If you checked the graph, you’ll note that the rise in deaths began in 2015, and then skyrocketed up to 2020. Which was during Donald Trump’s presidency. The vast majority of fentanyl and other drugs are smuggled in through legal ports of entry. The largest amounts come through the San Ysidro border crossing in San Diego County. Drugs also enter by boats and private planes—especially in Florida and the east coast. The big-time drug kingpins want to get truckloads of product into the country. They don’t give a flip about the small quantities some poor mojado can carry in a backpack. A southern border wall—which may keep a few people out—will be nearly useless in keeping drugs out.
I don't know if the uptake of Fentanyl can be purely attributed to border policies one way or the other...
As
@jayem noted, the consequential quantities coming in wouldn't have been stopped by a wall or cracking down on people who are trying to sneak in 'on-foot'
I think a more conspicuous correlation exists...
In that, the big uptick started occurring when they really started cracking down on prescribing practices with regards to authentic regulated pain meds.
It was a bit of a catch-22.
On one hand, it's understandable that there were concerns regarding drug companies pushing addictive pain medications, and physicians/practices that were basically operating as "pill mills" for a profit.

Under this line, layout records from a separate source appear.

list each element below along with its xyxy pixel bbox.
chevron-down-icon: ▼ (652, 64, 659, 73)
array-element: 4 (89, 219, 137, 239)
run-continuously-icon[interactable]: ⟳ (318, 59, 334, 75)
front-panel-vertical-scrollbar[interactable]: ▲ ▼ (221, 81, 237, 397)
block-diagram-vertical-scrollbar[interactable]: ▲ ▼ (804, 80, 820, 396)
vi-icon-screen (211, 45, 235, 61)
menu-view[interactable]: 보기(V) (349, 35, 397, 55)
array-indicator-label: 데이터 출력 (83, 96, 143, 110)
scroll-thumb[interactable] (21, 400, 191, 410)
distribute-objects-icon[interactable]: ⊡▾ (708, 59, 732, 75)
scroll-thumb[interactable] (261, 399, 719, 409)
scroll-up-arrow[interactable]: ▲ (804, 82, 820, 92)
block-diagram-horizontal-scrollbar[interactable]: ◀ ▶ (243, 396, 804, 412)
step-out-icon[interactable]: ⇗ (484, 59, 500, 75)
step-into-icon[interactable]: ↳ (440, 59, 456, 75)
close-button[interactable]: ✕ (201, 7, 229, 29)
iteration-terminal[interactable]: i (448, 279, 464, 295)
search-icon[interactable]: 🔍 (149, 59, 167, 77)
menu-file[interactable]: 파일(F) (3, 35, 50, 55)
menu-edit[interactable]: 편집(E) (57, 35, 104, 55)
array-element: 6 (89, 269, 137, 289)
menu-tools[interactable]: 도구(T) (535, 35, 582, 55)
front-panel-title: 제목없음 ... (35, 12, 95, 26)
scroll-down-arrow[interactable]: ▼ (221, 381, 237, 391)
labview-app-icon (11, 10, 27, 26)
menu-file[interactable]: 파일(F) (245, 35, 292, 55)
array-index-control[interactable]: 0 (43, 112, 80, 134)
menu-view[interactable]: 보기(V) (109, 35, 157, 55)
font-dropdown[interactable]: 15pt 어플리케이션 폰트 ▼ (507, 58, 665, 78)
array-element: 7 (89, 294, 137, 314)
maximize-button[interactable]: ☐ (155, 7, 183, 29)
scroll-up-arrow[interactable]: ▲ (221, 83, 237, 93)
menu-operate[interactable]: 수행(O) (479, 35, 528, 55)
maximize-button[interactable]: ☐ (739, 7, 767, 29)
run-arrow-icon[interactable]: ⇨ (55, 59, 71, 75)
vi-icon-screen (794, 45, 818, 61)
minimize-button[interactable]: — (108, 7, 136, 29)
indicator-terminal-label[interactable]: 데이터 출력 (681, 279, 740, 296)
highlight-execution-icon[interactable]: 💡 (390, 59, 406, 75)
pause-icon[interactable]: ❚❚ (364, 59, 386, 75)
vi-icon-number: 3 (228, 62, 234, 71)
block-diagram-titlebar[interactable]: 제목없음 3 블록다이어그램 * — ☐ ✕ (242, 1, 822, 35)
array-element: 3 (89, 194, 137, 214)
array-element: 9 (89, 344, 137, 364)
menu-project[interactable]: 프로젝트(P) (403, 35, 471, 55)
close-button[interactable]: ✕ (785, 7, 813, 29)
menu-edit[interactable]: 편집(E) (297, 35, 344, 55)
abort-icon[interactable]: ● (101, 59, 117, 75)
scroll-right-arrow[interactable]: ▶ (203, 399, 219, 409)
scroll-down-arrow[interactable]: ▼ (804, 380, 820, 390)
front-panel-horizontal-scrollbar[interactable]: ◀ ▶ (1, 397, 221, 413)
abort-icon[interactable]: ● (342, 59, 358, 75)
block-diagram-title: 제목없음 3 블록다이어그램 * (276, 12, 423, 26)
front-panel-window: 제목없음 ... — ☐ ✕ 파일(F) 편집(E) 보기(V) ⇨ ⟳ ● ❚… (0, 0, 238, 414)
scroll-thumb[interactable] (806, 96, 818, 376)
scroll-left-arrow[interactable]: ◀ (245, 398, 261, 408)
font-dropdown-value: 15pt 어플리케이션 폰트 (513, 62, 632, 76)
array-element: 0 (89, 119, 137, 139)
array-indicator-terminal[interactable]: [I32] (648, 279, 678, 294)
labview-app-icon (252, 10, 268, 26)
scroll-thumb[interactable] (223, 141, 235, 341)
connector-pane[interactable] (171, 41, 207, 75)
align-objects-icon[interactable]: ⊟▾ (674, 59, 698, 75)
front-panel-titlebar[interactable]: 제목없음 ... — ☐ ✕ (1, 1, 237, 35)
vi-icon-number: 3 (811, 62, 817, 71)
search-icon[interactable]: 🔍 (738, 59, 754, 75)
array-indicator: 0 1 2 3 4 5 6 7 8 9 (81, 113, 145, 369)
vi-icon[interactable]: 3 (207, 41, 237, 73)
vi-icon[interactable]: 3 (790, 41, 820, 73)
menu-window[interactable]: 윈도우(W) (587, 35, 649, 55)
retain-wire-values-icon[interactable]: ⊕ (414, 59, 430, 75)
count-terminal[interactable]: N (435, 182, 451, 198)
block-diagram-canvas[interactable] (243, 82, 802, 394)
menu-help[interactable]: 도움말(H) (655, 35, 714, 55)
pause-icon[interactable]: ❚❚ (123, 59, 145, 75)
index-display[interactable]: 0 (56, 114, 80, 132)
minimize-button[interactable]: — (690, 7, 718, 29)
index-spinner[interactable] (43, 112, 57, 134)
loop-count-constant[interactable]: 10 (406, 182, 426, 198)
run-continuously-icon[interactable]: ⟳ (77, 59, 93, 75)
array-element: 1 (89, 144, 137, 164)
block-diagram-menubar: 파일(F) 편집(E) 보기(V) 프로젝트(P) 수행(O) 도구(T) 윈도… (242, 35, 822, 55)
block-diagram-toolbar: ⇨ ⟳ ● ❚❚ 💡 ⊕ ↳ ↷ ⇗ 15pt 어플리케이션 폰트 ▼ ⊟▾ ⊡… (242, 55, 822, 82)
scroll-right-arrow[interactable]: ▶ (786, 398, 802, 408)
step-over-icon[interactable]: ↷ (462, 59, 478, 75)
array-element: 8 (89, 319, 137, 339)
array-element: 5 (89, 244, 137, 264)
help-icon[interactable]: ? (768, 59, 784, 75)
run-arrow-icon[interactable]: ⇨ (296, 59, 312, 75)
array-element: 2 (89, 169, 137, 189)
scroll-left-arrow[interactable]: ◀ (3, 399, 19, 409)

On the other hand, if you clamp down too tight on it, and make it so that it's nearly impossible to get pain meds even for people who actually need it, they're going to find a way to get their hands on something to address the pain (or are trying to taper themselves off of whatever pain pill they were on). My aunt had a heck of a time after she had major surgery...they only allowed her to take the strong pain meds for about 3-4 days post surgery, then after that, switched her to a prescription strength combo of naproxen and acetaminophen. Needless to say, if you're less than a week off of major surgery, prescription-strength versions of Aleve and Tylenol (which are basically just double the dose that you'd get in the OTC version) probably aren't gonna cut it for giving a person any meaningful pain relief.
Drugs like fentanyl aren't typically "recreational"...it's not like people are buying it "because they wanna party" (like cocaine, hallucinogens, etc...). It's usually as case where people think they're buying a different kind of pain pill because they can no longer get the real stuff from their doctor, and are being sold something different.
When they opted to crack down on predatory and irresponsible prescribing procedures (which was needed), they needed to go with a more nuanced approach to that instead of a "Hey, we realize that you do have severe chronic pain that Advil can't address, and we've had you on this other stuff that can be habit forming for 3 years...but the FDA says we can't give you anymore so you're cut off"
The same is true for psychiatric drugs...are they over-prescribed? Sure...but if you already have a large number of people on them, and want to reign in the problem, it would require knowing (and accounting for) the weening process and allowing for at least the tapering off period rather than cutting everyone off cold turkey as that would result in a lot of problems.